Constructed from salvaged steel and painted in acrylic polyurethane, “Neighbours” stretches across 4.4 meters, with two horn-like arms extending in opposing directions. One side anchors weight, memory, and material accumulation, while the other channels air, light, and the fleeting moments. Between them, a suspended yellow vessel hangs in bal- ance, poised between stability and release. The open structure engages its environment, amplifying wind, breath, and subtle shifts in sound, transforming absence into presence.
Nafisi’s practice draws from his background in Japanese-style woodworking, high-end furniture making, and his experiences with no- madic tribes in Iran, where movement and connection shape a sense of belonging. His sculptures often function as meeting points between forms, highlighting the negative spaces they create. In “Neighbours”, this relational dimension becomes an immersive encounter, as visitors step into the space between the horns and experience the shifting resonance of air and sound. “This work is not a static object; it is a space of transition, a moment of resonance,” the artist notes.
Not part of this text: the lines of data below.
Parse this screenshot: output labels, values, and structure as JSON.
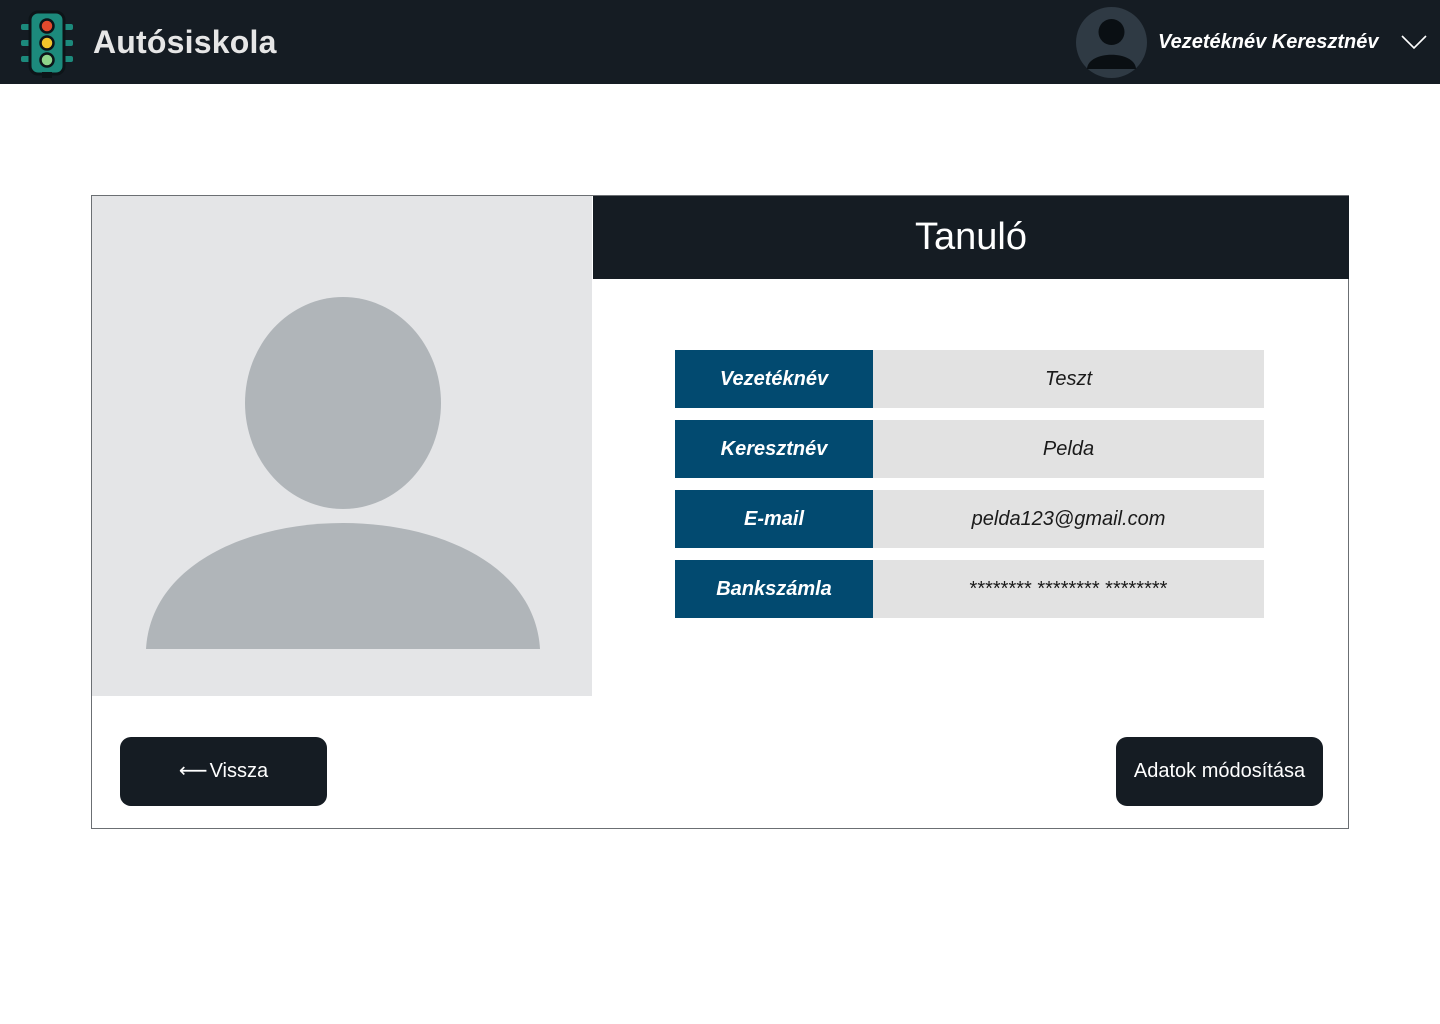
{
  "header": {
    "app_title": "Autósiskola",
    "logo_icon": "traffic-light-icon",
    "user": {
      "name": "Vezetéknév Keresztnév",
      "avatar_icon": "user-avatar-icon",
      "menu_icon": "chevron-down-icon"
    }
  },
  "profile": {
    "title": "Tanuló",
    "photo_icon": "user-placeholder-icon",
    "fields": [
      {
        "label": "Vezetéknév",
        "value": "Teszt"
      },
      {
        "label": "Keresztnév",
        "value": "Pelda"
      },
      {
        "label": "E-mail",
        "value": "pelda123@gmail.com"
      },
      {
        "label": "Bankszámla",
        "value": "******** ******** ********"
      }
    ]
  },
  "actions": {
    "back_arrow": "⟵",
    "back_label": "Vissza",
    "edit_label": "Adatok módosítása"
  },
  "colors": {
    "dark": "#151c23",
    "label_bg": "#024a70",
    "value_bg": "#e2e2e2",
    "photo_bg": "#e4e5e7",
    "silhouette": "#b0b5b9"
  }
}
At its core, the work embodies a philosophical inquiry into balance: how the self is defined both by what is held and what is released, by the solid and the void. The sculpture resists closure, leaving space for the viewer to complete it, becoming part of its dialogue between materiality and perception. Echoing parables of misplaced investment and philosophical notions of identity in flux, “Neighbours” suggests that clarity emerges not through possession, but through attunement to what passes through us.
Situated within the landscape of London’s Regent’s Park, “Neighbours” responds directly to its surroundings. As light and shadow shift across the day, the sculpture alters in perception, underscoring its central theme of transition. The work serves as both medium and threshold: an interface between the external world and the inner self, where presence is felt as much as seen.